In Python, I can get the the second-to-last value of an array using a nice syntax:

``````>>> ix = -2
>>> lst = [10, 20, 30, 40]
>>> lst[ix]
30
``````

but I can’t do this in Julia:

``````julia> lst = [10, 20, 30, 40];
julia> ix = end - 2
ERROR: syntax: unexpected "end"
julia> lst[ix]
``````

which means I need access to the array in order to specify the index location that I want.

I can do

``````julia> lastbutn(n) = a-> a[end-n]
julia> lastbutn(1)(lst)
30
``````

but this is awkward.

It looks like the `end-1` syntax only works inside of square brackets. Is there a way to make this easier?

1 Like

`lastindex(a)-2` is the equivalent to `end-2` outside of an indexing expression.

6 Likes

You can do it without needing a reference to `a` by making a struct called `Last` or something, and defining the appropriate methods (`Base.to_indices` among others). This is how Base’s `Colon()` works as well as InvertedIndices.jl’s `Not`. I played around with this a couple of years ago to make ModularIndices.jl which provides a `Mod` struct to do wrap-around indexing:

``````julia> using ModularIndices

julia> A = rand(3)
3-element Array{Float64,1}:
0.523471984061487
0.3975791533002422
0.3230510641200286

julia> A[Mod(4)]
0.523471984061487

julia> A[4]
ERROR: BoundsError: attempt to access 3-element Array{Float64,1} at index [4]
Stacktrace:
[1] getindex(::Array{Float64,1}, ::Int64) at ./array.jl:729
[2] top-level scope at none:0
``````

This is not very useful because as I later learned you can do `A[mod1(4, end)]` without a package to get this kind of behavior! (Although of course that syntax is only valid within the indexing expression, so the advantage of the package is that you can do `ind = Mod(4)` without a reference to the array, same as in the question here). But anyway, you could do the same thing with a `Last` struct so that say `Last(n)` would give `v[Last(n)] == v[end - n]`.

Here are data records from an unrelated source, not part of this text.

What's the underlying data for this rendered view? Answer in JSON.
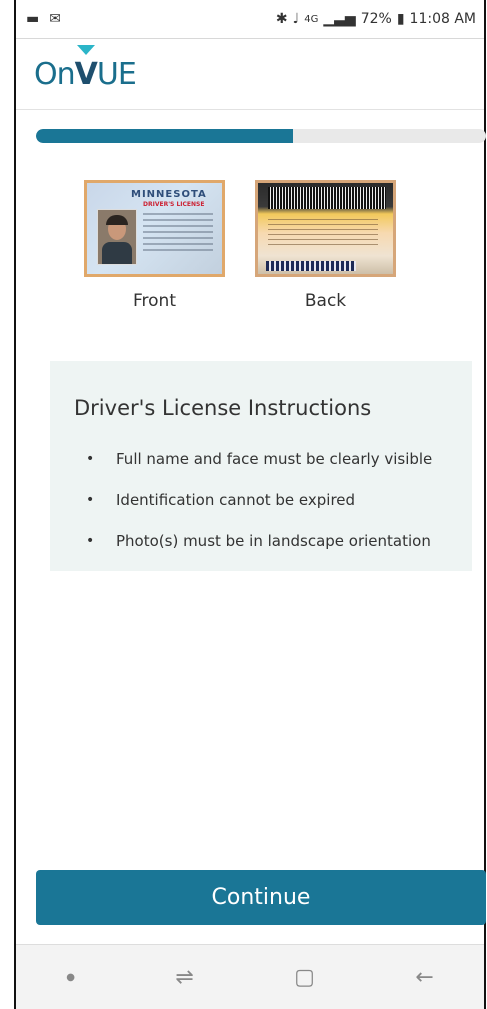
{
  "status_bar": {
    "battery": "72%",
    "time": "11:08 AM",
    "icons": [
      "chat-icon",
      "mail-icon",
      "bluetooth-icon",
      "mute-icon",
      "4g-icon",
      "signal-icon",
      "battery-icon"
    ]
  },
  "brand": {
    "logo_text_on": "On",
    "logo_text_vue": "VUE"
  },
  "progress": {
    "fraction": 0.57,
    "color": "#1a7696"
  },
  "id_cards": {
    "front_label": "Front",
    "back_label": "Back",
    "front_state": "MINNESOTA",
    "front_subtitle": "DRIVER'S LICENSE"
  },
  "instructions": {
    "title": "Driver's License Instructions",
    "items": [
      "Full name and face must be clearly visible",
      "Identification cannot be expired",
      "Photo(s) must be in landscape orientation"
    ]
  },
  "actions": {
    "continue_label": "Continue"
  },
  "colors": {
    "accent": "#1a7696",
    "panel": "#eef4f3"
  }
}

edit: I said the methods needed were "`Base.to_indices` among others", but after looking again at the source code of ModularIndices, it looks like that’s the only method needed! Though probably `Base.checkbounds` is good to define too, to say when the access is inbounds or not. It’s only a few lines of code so I think it should be pretty easy to define your own. InvertedIndices is a bit longer and more complicated because it’s doing a more complicated operation.

2 Likes

Unfortunately this needs a reference to `a` which isn’t always available. (In Python I can specify “next-to-last index” without needing that reference – just `ix = -2`.)

This seems like the right solution.

Maybe something like

``````struct LastBut{T}
n::T
end

getindex(a::AbstractArray, lb::LastBut) = a[lastindex(a) - lb.n]
``````

The package EndpointRanges.jl does exactly this. Plus methods to allow things like `iend-2` to adjust what’s stored. (Although maybe it was written before Base handled this? Certainly before `begin` worked.)

6 Likes

Yeah, exactly. `Base.to_indices` is just a way to intercept indexing at a different level to be able to make it work for e.g. any dimension of a multidimensional array.

I think it would be nice for Julia to move away from being “indexed from 1” toward “abstract” indexing: currently people usually use `a[3]` even when they mean more generally `a[begin+2]`. I wonder if there’s a way to encourage index-generic programming like this.

Abstract indexing works completely if you want to use it, doesn’t it?

For convenience it is still nice to use numbers, but in packages it would be nice if we stick to the generic way.

It is up to the coder at this point; I imagine that older code will be updated on demand (by someone making a PR when they need it), but pretty much all new code should the relevant generic constructs.